During the Republican presidential debates, John McCain seemed to show as much disdain for Ron Paul as he did for Mitt Romney. But while McCain certainly has no use for Paul's antiwar views, he might want steal Paul's oft-stated idea that Americans are being hit hard by an "inflation tax." This from Paul's website (bold is mine):
Today, the federal government burdens us with one of the most dangerous taxes it can impose—the inflation tax. When the federal government finds that it cannot afford its out-of-control spending, and is unwilling to directly tax the public, it resorts simply to creating the money out of thin air.... We cannot possibly expect the government to control spending when it has a blank checkbook.... This greatly benefits the politicians and special interests—they are able to finance the massive welfare-warfare state. But how does this inflation affect you?... Day by day, every dollar you have is being devalued. You pay an inflation tax without even realizing it because you are forced by a falling dollar to pay more for goods and services.... The disastrous fiscal policies of our own government, marked by shameless deficit spending and Federal Reserve currency devaluation, are some of the greatest threats facing our nation today.

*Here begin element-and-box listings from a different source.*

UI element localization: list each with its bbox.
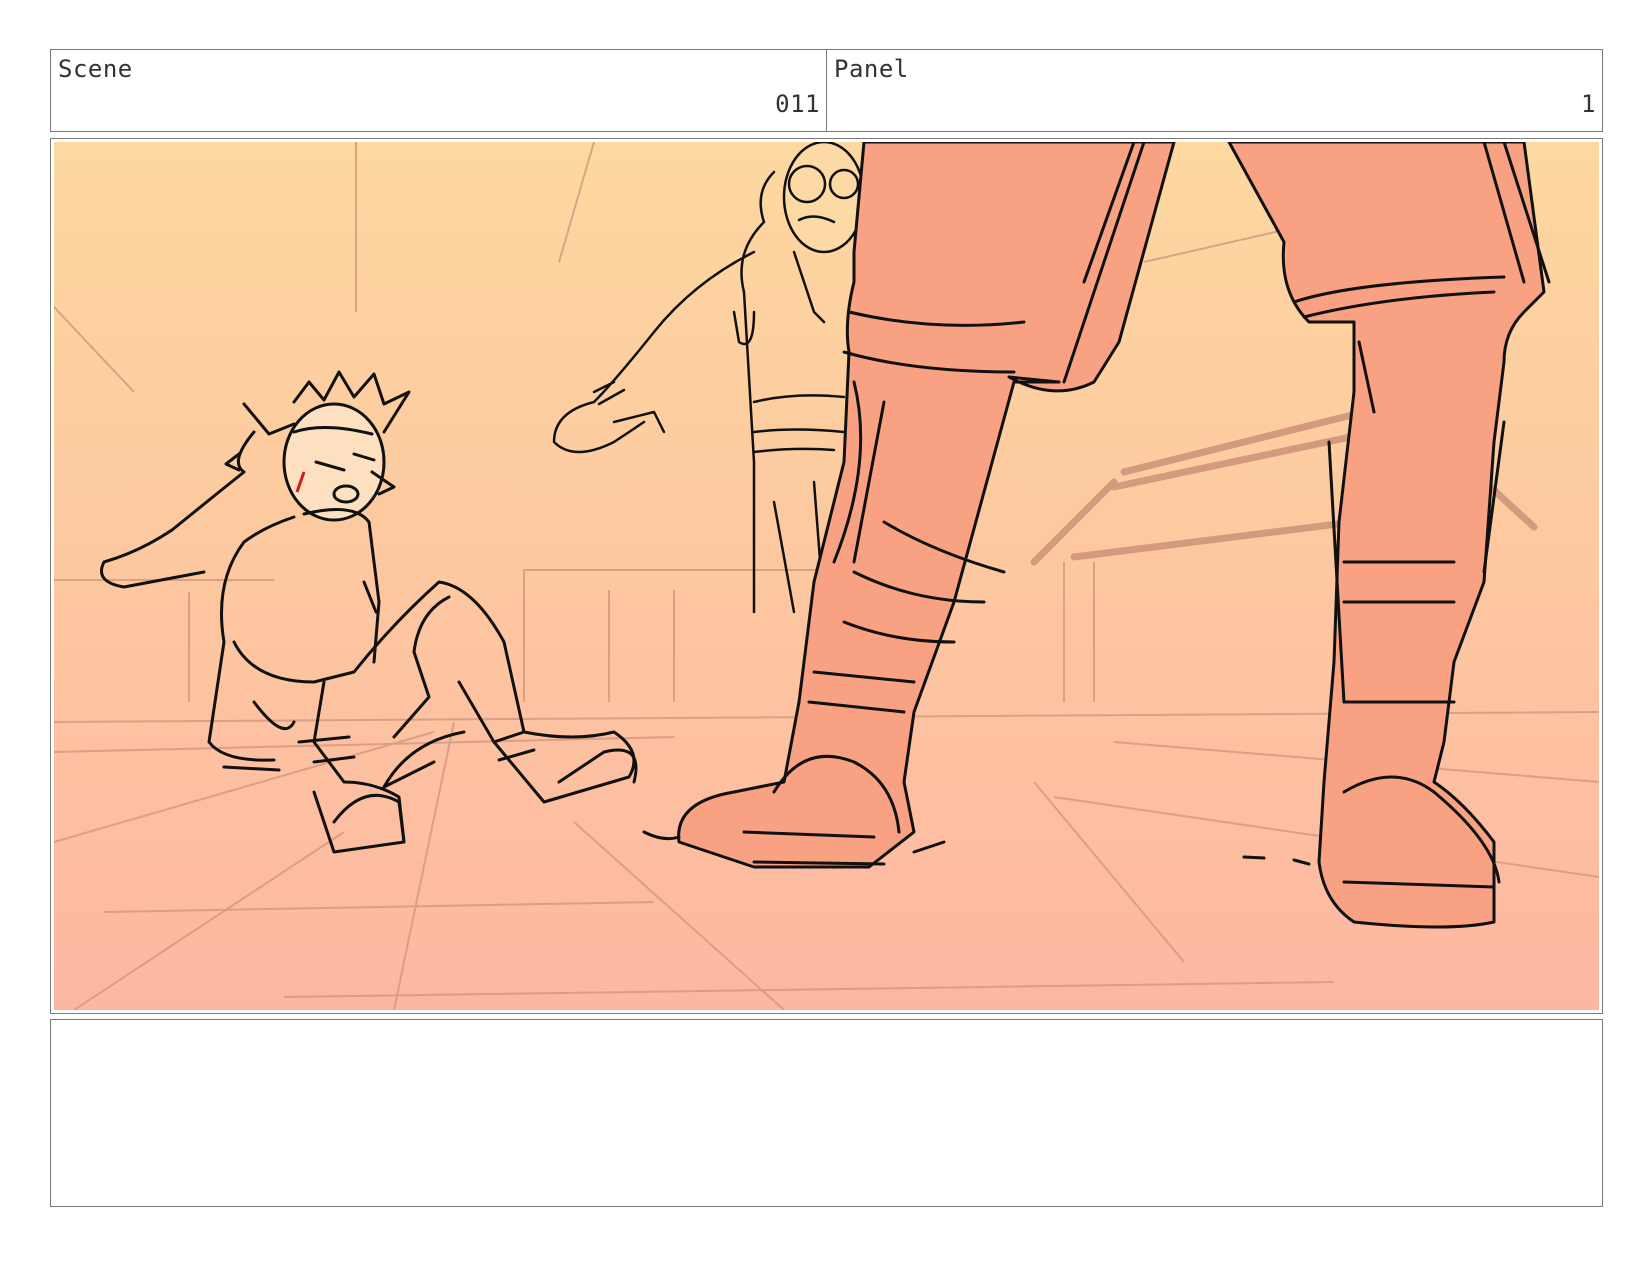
storyboard-sketch bbox=[54, 142, 1599, 1010]
storyboard-frame bbox=[50, 138, 1603, 1014]
scene-cell: Scene 011 bbox=[51, 50, 826, 131]
scene-label: Scene bbox=[58, 55, 133, 83]
panel-cell: Panel 1 bbox=[826, 50, 1602, 131]
panel-number: 1 bbox=[1581, 90, 1596, 118]
panel-label: Panel bbox=[834, 55, 909, 83]
panel-notes-box bbox=[50, 1019, 1603, 1207]
scene-number: 011 bbox=[775, 90, 820, 118]
storyboard-header: Scene 011 Panel 1 bbox=[50, 49, 1603, 132]
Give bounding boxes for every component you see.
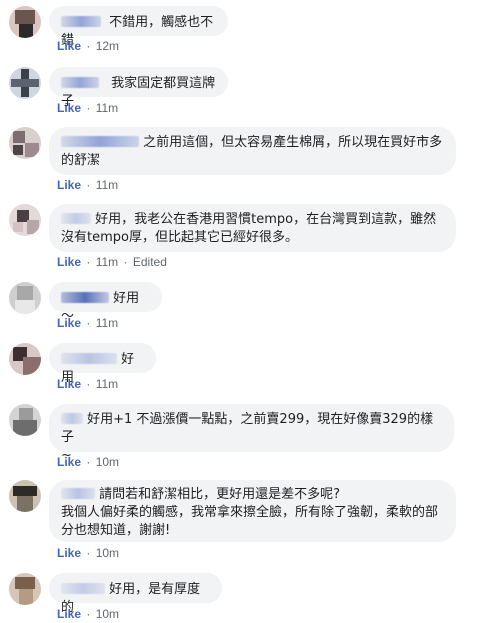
- separator-dot: ·: [86, 455, 91, 469]
- comment-bubble: 好用: [49, 343, 156, 385]
- comment-text-line-3: 分也想知道，謝謝!: [61, 523, 171, 538]
- avatar[interactable]: [9, 573, 41, 605]
- comment-feed: 不錯用，觸感也不錯 Like · 12m 我家固定都買這牌子 Like · 11…: [0, 0, 491, 623]
- separator-dot: ·: [123, 255, 128, 269]
- commenter-name[interactable]: [61, 136, 139, 147]
- comment-meta: Like · 10m: [57, 546, 119, 560]
- avatar[interactable]: [9, 6, 41, 38]
- commenter-name[interactable]: [61, 77, 99, 88]
- like-button[interactable]: Like: [57, 607, 81, 621]
- avatar[interactable]: [9, 127, 41, 159]
- commenter-name[interactable]: [61, 213, 91, 224]
- like-button[interactable]: Like: [57, 255, 81, 269]
- like-button[interactable]: Like: [57, 101, 81, 115]
- comment-meta: Like · 11m: [57, 377, 118, 391]
- like-button[interactable]: Like: [57, 39, 81, 53]
- comment-bubble: 不錯用，觸感也不錯: [49, 6, 228, 48]
- comment-text-line-1: 之前用這個，但太容易產生棉屑，所以現在買好市多: [143, 135, 443, 150]
- separator-dot: ·: [86, 377, 91, 391]
- avatar[interactable]: [9, 67, 41, 99]
- comment-text-line-1: 請問若和舒潔相比，更好用還是差不多呢?: [99, 487, 341, 502]
- separator-dot: ·: [86, 316, 91, 330]
- timestamp[interactable]: 10m: [96, 455, 119, 469]
- timestamp[interactable]: 11m: [96, 377, 118, 391]
- timestamp[interactable]: 10m: [96, 546, 119, 560]
- timestamp[interactable]: 11m: [96, 316, 118, 330]
- avatar[interactable]: [9, 404, 41, 436]
- separator-dot: ·: [86, 178, 91, 192]
- commenter-name[interactable]: [61, 488, 95, 499]
- comment-bubble: 好用+1 不過漲價一點點，之前賣299，現在好像賣329的樣子 ~: [49, 404, 454, 463]
- like-button[interactable]: Like: [57, 316, 81, 330]
- comment-text-line-2: 我個人偏好柔的觸感，我常拿來擦全臉，所有除了強韌，柔軟的部: [61, 505, 439, 520]
- separator-dot: ·: [86, 39, 91, 53]
- timestamp[interactable]: 12m: [96, 39, 119, 53]
- commenter-name[interactable]: [61, 413, 83, 424]
- avatar[interactable]: [9, 282, 41, 314]
- avatar[interactable]: [9, 204, 41, 236]
- avatar[interactable]: [9, 343, 41, 375]
- edited-label[interactable]: Edited: [133, 255, 167, 269]
- commenter-name[interactable]: [61, 353, 117, 364]
- commenter-name[interactable]: [61, 292, 109, 303]
- comment-bubble: 之前用這個，但太容易產生棉屑，所以現在買好市多 的舒潔: [49, 127, 456, 175]
- comment-bubble: 好用，我老公在香港用習慣tempo，在台灣買到這款，雖然 沒有tempo厚，但比…: [49, 204, 456, 252]
- commenter-name[interactable]: [61, 16, 101, 27]
- comment-bubble: 好用～: [49, 282, 162, 324]
- separator-dot: ·: [86, 546, 91, 560]
- like-button[interactable]: Like: [57, 377, 81, 391]
- timestamp[interactable]: 11m: [96, 255, 118, 269]
- comment-bubble: 我家固定都買這牌子: [49, 67, 228, 109]
- separator-dot: ·: [86, 101, 91, 115]
- comment-meta: Like · 11m: [57, 101, 118, 115]
- like-button[interactable]: Like: [57, 178, 81, 192]
- comment-text-line-2: 的舒潔: [61, 153, 101, 168]
- comment-meta: Like · 11m · Edited: [57, 255, 167, 269]
- comment-bubble: 好用，是有厚度的: [49, 573, 222, 615]
- separator-dot: ·: [86, 255, 91, 269]
- comment-bubble: 請問若和舒潔相比，更好用還是差不多呢? 我個人偏好柔的觸感，我常拿來擦全臉，所有…: [49, 480, 456, 542]
- comment-meta: Like · 12m: [57, 39, 119, 53]
- commenter-name[interactable]: [61, 583, 105, 594]
- comment-meta: Like · 10m: [57, 607, 119, 621]
- like-button[interactable]: Like: [57, 455, 81, 469]
- timestamp[interactable]: 11m: [96, 178, 118, 192]
- comment-text-line-2: 沒有tempo厚，但比起其它已經好很多。: [61, 230, 298, 245]
- comment-text-line-1: 好用+1 不過漲價一點點，之前賣299，現在好像賣329的樣子: [61, 412, 434, 445]
- like-button[interactable]: Like: [57, 546, 81, 560]
- timestamp[interactable]: 10m: [96, 607, 119, 621]
- comment-text-line-1: 好用，我老公在香港用習慣tempo，在台灣買到這款，雖然: [95, 212, 437, 227]
- separator-dot: ·: [86, 607, 91, 621]
- timestamp[interactable]: 11m: [96, 101, 118, 115]
- avatar[interactable]: [9, 480, 41, 512]
- comment-meta: Like · 11m: [57, 316, 118, 330]
- comment-meta: Like · 11m: [57, 178, 118, 192]
- comment-meta: Like · 10m: [57, 455, 119, 469]
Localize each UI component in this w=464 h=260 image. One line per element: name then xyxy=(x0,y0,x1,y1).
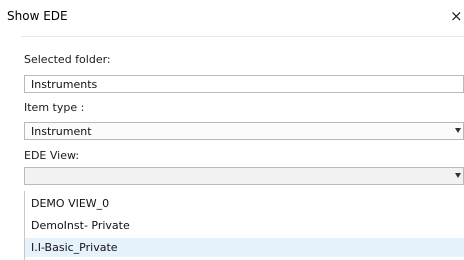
title-divider xyxy=(21,36,464,37)
selected-folder-field[interactable]: Instruments xyxy=(24,75,464,93)
dropdown-option-demoinst-private[interactable]: DemoInst- Private xyxy=(25,216,464,235)
chevron-down-icon[interactable] xyxy=(455,173,461,178)
ede-view-select[interactable] xyxy=(24,167,464,185)
ede-view-label: EDE View: xyxy=(24,149,80,162)
ede-view-dropdown-list: DEMO VIEW_0 DemoInst- Private I.I-Basic_… xyxy=(24,191,464,260)
chevron-down-icon[interactable] xyxy=(455,128,461,133)
show-ede-dialog: Show EDE × Selected folder: Instruments … xyxy=(0,0,464,260)
dropdown-option-ii-basic-private[interactable]: I.I-Basic_Private xyxy=(25,238,464,257)
dropdown-option-demo-view[interactable]: DEMO VIEW_0 xyxy=(25,194,464,213)
item-type-value: Instrument xyxy=(31,125,92,138)
selected-folder-label: Selected folder: xyxy=(24,53,111,66)
item-type-label: Item type : xyxy=(24,101,85,114)
selected-folder-value: Instruments xyxy=(31,78,98,91)
close-icon[interactable]: × xyxy=(450,6,464,26)
title-bar: Show EDE × xyxy=(0,0,464,36)
item-type-select[interactable]: Instrument xyxy=(24,122,464,140)
dialog-title: Show EDE xyxy=(7,9,68,23)
dialog-body: Selected folder: Instruments Item type :… xyxy=(0,36,464,260)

My take: Whipping inflation was every bit as important as cutting regulation and taxes in creating our quarter-century economic boom. (And talk about a "tax cut" that more than pays for itself.) Although it's pretty unlikely that McCain would endorse one of Paul's edgy libertarian solutions—legalizing competing currencies—this idea does certainly play into one of McCain's main themes: cutting the size of government. And by connecting government spending to the "inflation tax," McCain would turn a kind of no-fun, root-canal economic plan into pro-growth economic plan and identify with a problem that certainly concerns many Americans today.